Conclusions of Our Study
Our research model, the eight cases, and an additional four essays were published in a report by SURF.4 Our conclusions were formulated as lessons learned around four themes: motives for internationalization, networks and commitment, technology and organization, and international pedagogy.
Institutions in The Netherlands have many different reasons to pursue the internationalization of education. E-learning is used in creative ways to attract foreign students and to develop international competencies among all students. However, clear and overarching internationalization policies, explicitly incorporating e-learning as a tool, are still lacking in many institutions.

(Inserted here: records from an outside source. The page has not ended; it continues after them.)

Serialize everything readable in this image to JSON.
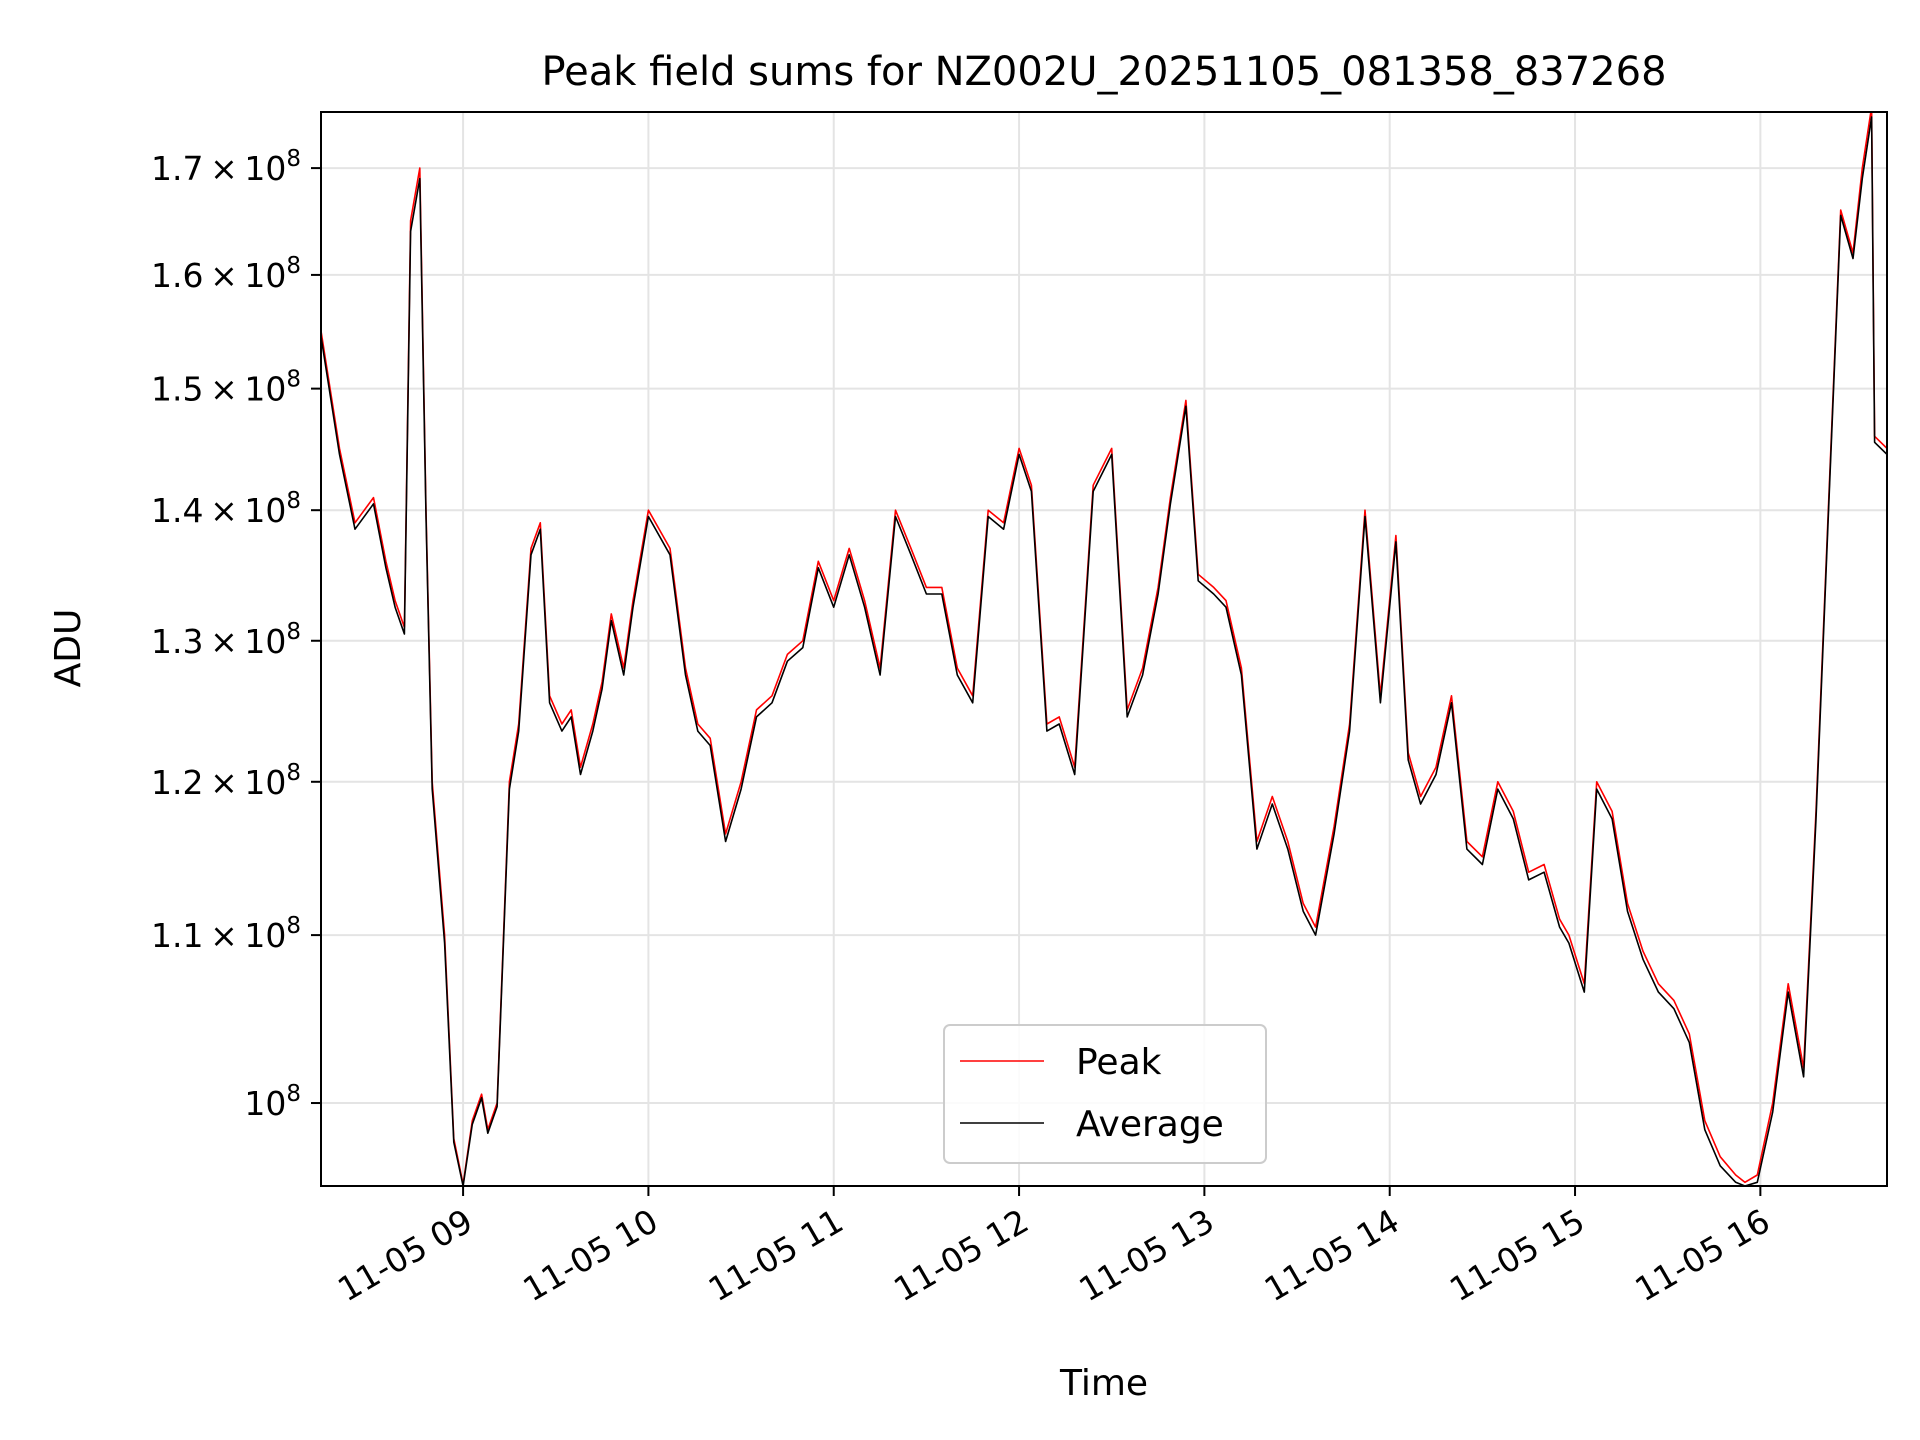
{
  "chart_data": {
    "type": "line",
    "title": "Peak field sums for NZ002U_20251105_081358_837268",
    "xlabel": "Time",
    "ylabel": "ADU",
    "y_scale": "log",
    "ylim": [
      95400000,
      175500000
    ],
    "xlim": [
      "2025-11-05 08:14",
      "2025-11-05 16:41"
    ],
    "grid": true,
    "legend_position": "lower center",
    "x_ticks": [
      {
        "t": "2025-11-05 09:00",
        "label": "11-05 09"
      },
      {
        "t": "2025-11-05 10:00",
        "label": "11-05 10"
      },
      {
        "t": "2025-11-05 11:00",
        "label": "11-05 11"
      },
      {
        "t": "2025-11-05 12:00",
        "label": "11-05 12"
      },
      {
        "t": "2025-11-05 13:00",
        "label": "11-05 13"
      },
      {
        "t": "2025-11-05 14:00",
        "label": "11-05 14"
      },
      {
        "t": "2025-11-05 15:00",
        "label": "11-05 15"
      },
      {
        "t": "2025-11-05 16:00",
        "label": "11-05 16"
      }
    ],
    "y_ticks": [
      {
        "v": 100000000,
        "mant": "",
        "exp": "8"
      },
      {
        "v": 110000000,
        "mant": "1.1",
        "exp": "8"
      },
      {
        "v": 120000000,
        "mant": "1.2",
        "exp": "8"
      },
      {
        "v": 130000000,
        "mant": "1.3",
        "exp": "8"
      },
      {
        "v": 140000000,
        "mant": "1.4",
        "exp": "8"
      },
      {
        "v": 150000000,
        "mant": "1.5",
        "exp": "8"
      },
      {
        "v": 160000000,
        "mant": "1.6",
        "exp": "8"
      },
      {
        "v": 170000000,
        "mant": "1.7",
        "exp": "8"
      }
    ],
    "x": [
      "2025-11-05 08:14",
      "2025-11-05 08:20",
      "2025-11-05 08:25",
      "2025-11-05 08:31",
      "2025-11-05 08:35",
      "2025-11-05 08:38",
      "2025-11-05 08:41",
      "2025-11-05 08:43",
      "2025-11-05 08:46",
      "2025-11-05 08:48",
      "2025-11-05 08:50",
      "2025-11-05 08:54",
      "2025-11-05 08:57",
      "2025-11-05 09:00",
      "2025-11-05 09:03",
      "2025-11-05 09:06",
      "2025-11-05 09:08",
      "2025-11-05 09:11",
      "2025-11-05 09:15",
      "2025-11-05 09:18",
      "2025-11-05 09:22",
      "2025-11-05 09:25",
      "2025-11-05 09:28",
      "2025-11-05 09:32",
      "2025-11-05 09:35",
      "2025-11-05 09:38",
      "2025-11-05 09:42",
      "2025-11-05 09:45",
      "2025-11-05 09:48",
      "2025-11-05 09:52",
      "2025-11-05 09:55",
      "2025-11-05 10:00",
      "2025-11-05 10:07",
      "2025-11-05 10:12",
      "2025-11-05 10:16",
      "2025-11-05 10:20",
      "2025-11-05 10:25",
      "2025-11-05 10:30",
      "2025-11-05 10:35",
      "2025-11-05 10:40",
      "2025-11-05 10:45",
      "2025-11-05 10:50",
      "2025-11-05 10:55",
      "2025-11-05 11:00",
      "2025-11-05 11:05",
      "2025-11-05 11:10",
      "2025-11-05 11:15",
      "2025-11-05 11:20",
      "2025-11-05 11:25",
      "2025-11-05 11:30",
      "2025-11-05 11:35",
      "2025-11-05 11:40",
      "2025-11-05 11:45",
      "2025-11-05 11:50",
      "2025-11-05 11:55",
      "2025-11-05 12:00",
      "2025-11-05 12:04",
      "2025-11-05 12:09",
      "2025-11-05 12:13",
      "2025-11-05 12:18",
      "2025-11-05 12:24",
      "2025-11-05 12:30",
      "2025-11-05 12:35",
      "2025-11-05 12:40",
      "2025-11-05 12:45",
      "2025-11-05 12:49",
      "2025-11-05 12:54",
      "2025-11-05 12:58",
      "2025-11-05 13:03",
      "2025-11-05 13:07",
      "2025-11-05 13:12",
      "2025-11-05 13:17",
      "2025-11-05 13:22",
      "2025-11-05 13:27",
      "2025-11-05 13:32",
      "2025-11-05 13:36",
      "2025-11-05 13:42",
      "2025-11-05 13:47",
      "2025-11-05 13:52",
      "2025-11-05 13:57",
      "2025-11-05 14:02",
      "2025-11-05 14:06",
      "2025-11-05 14:10",
      "2025-11-05 14:15",
      "2025-11-05 14:20",
      "2025-11-05 14:25",
      "2025-11-05 14:30",
      "2025-11-05 14:35",
      "2025-11-05 14:40",
      "2025-11-05 14:45",
      "2025-11-05 14:50",
      "2025-11-05 14:55",
      "2025-11-05 14:58",
      "2025-11-05 15:03",
      "2025-11-05 15:07",
      "2025-11-05 15:12",
      "2025-11-05 15:17",
      "2025-11-05 15:22",
      "2025-11-05 15:27",
      "2025-11-05 15:32",
      "2025-11-05 15:37",
      "2025-11-05 15:42",
      "2025-11-05 15:47",
      "2025-11-05 15:52",
      "2025-11-05 15:55",
      "2025-11-05 15:59",
      "2025-11-05 16:04",
      "2025-11-05 16:09",
      "2025-11-05 16:14",
      "2025-11-05 16:18",
      "2025-11-05 16:22",
      "2025-11-05 16:26",
      "2025-11-05 16:30",
      "2025-11-05 16:33",
      "2025-11-05 16:36",
      "2025-11-05 16:37",
      "2025-11-05 16:41"
    ],
    "series": [
      {
        "name": "Peak",
        "color": "#ff0000",
        "values": [
          155000000,
          145000000,
          139000000,
          141000000,
          136000000,
          133000000,
          131000000,
          165000000,
          170000000,
          140000000,
          120000000,
          110000000,
          98000000,
          95500000,
          99000000,
          100500000,
          98500000,
          100000000,
          120000000,
          124000000,
          137000000,
          139000000,
          126000000,
          124000000,
          125000000,
          121000000,
          124000000,
          127000000,
          132000000,
          128000000,
          133000000,
          140000000,
          137000000,
          128000000,
          124000000,
          123000000,
          116500000,
          120000000,
          125000000,
          126000000,
          129000000,
          130000000,
          136000000,
          133000000,
          137000000,
          133000000,
          128000000,
          140000000,
          137000000,
          134000000,
          134000000,
          128000000,
          126000000,
          140000000,
          139000000,
          145000000,
          142000000,
          124000000,
          124500000,
          121000000,
          142000000,
          145000000,
          125000000,
          128000000,
          134000000,
          141000000,
          149000000,
          135000000,
          134000000,
          133000000,
          128000000,
          116000000,
          119000000,
          116000000,
          112000000,
          110500000,
          117000000,
          124000000,
          140000000,
          126000000,
          138000000,
          122000000,
          119000000,
          121000000,
          126000000,
          116000000,
          115000000,
          120000000,
          118000000,
          114000000,
          114500000,
          111000000,
          110000000,
          107000000,
          120000000,
          118000000,
          112000000,
          109000000,
          107000000,
          106000000,
          104000000,
          99000000,
          97000000,
          96000000,
          95600000,
          96000000,
          100000000,
          107000000,
          102000000,
          118000000,
          140000000,
          166000000,
          162000000,
          170000000,
          176000000,
          146000000,
          145000000
        ]
      },
      {
        "name": "Average",
        "color": "#000000",
        "values": [
          154500000,
          144500000,
          138500000,
          140500000,
          135500000,
          132500000,
          130500000,
          164000000,
          169000000,
          139500000,
          119500000,
          109500000,
          97800000,
          95400000,
          98800000,
          100300000,
          98300000,
          99800000,
          119500000,
          123500000,
          136500000,
          138500000,
          125500000,
          123500000,
          124500000,
          120500000,
          123500000,
          126500000,
          131500000,
          127500000,
          132500000,
          139500000,
          136500000,
          127500000,
          123500000,
          122500000,
          116000000,
          119500000,
          124500000,
          125500000,
          128500000,
          129500000,
          135500000,
          132500000,
          136500000,
          132500000,
          127500000,
          139500000,
          136500000,
          133500000,
          133500000,
          127500000,
          125500000,
          139500000,
          138500000,
          144500000,
          141500000,
          123500000,
          124000000,
          120500000,
          141500000,
          144500000,
          124500000,
          127500000,
          133500000,
          140500000,
          148500000,
          134500000,
          133500000,
          132500000,
          127500000,
          115500000,
          118500000,
          115500000,
          111500000,
          110000000,
          116500000,
          123500000,
          139500000,
          125500000,
          137500000,
          121500000,
          118500000,
          120500000,
          125500000,
          115500000,
          114500000,
          119500000,
          117500000,
          113500000,
          114000000,
          110500000,
          109500000,
          106500000,
          119500000,
          117500000,
          111500000,
          108500000,
          106500000,
          105500000,
          103500000,
          98500000,
          96500000,
          95600000,
          95400000,
          95600000,
          99500000,
          106500000,
          101500000,
          117500000,
          139500000,
          165500000,
          161500000,
          169000000,
          175000000,
          145500000,
          144500000
        ]
      }
    ]
  }
}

The best cases in our study involved staff of institutions in different countries who knew each other personally, often through international research networks. These staff are the pioneers in international education. To make their efforts sustainable and to mainstream them requires clear support from the top leaders of the educational institutions and formal letters of intent between institutions as prerequisites.
The most important adage of technology and organization is, keep it simple! Technical problems grow when crossing country borders. We also concluded, however, that what is now considered complex will change over time. Until quite recently, video conferencing was an expensive, labor-intensive, and unreliable technology. Over the past five years this has dramatically changed—video over IP is cheap and simple, and it works.
Timetables proved another obstacle. Many different course-calendar arrangements exist in our international academic world, making joint timetabling quite a hassle.
Staff who engage in international education with e-learning need a wide array of professional competencies, often new to them. To engage successfully with foreign students, a teacher needs cultural sensitivity and an understanding of educational practices in other countries. In online educational settings, this seems even truer.
In a general way, the report’s conclusion can be summarized as follows: E-learning in international education is a challenging and promising field, one in which education should come first, internationalization second, and technology third.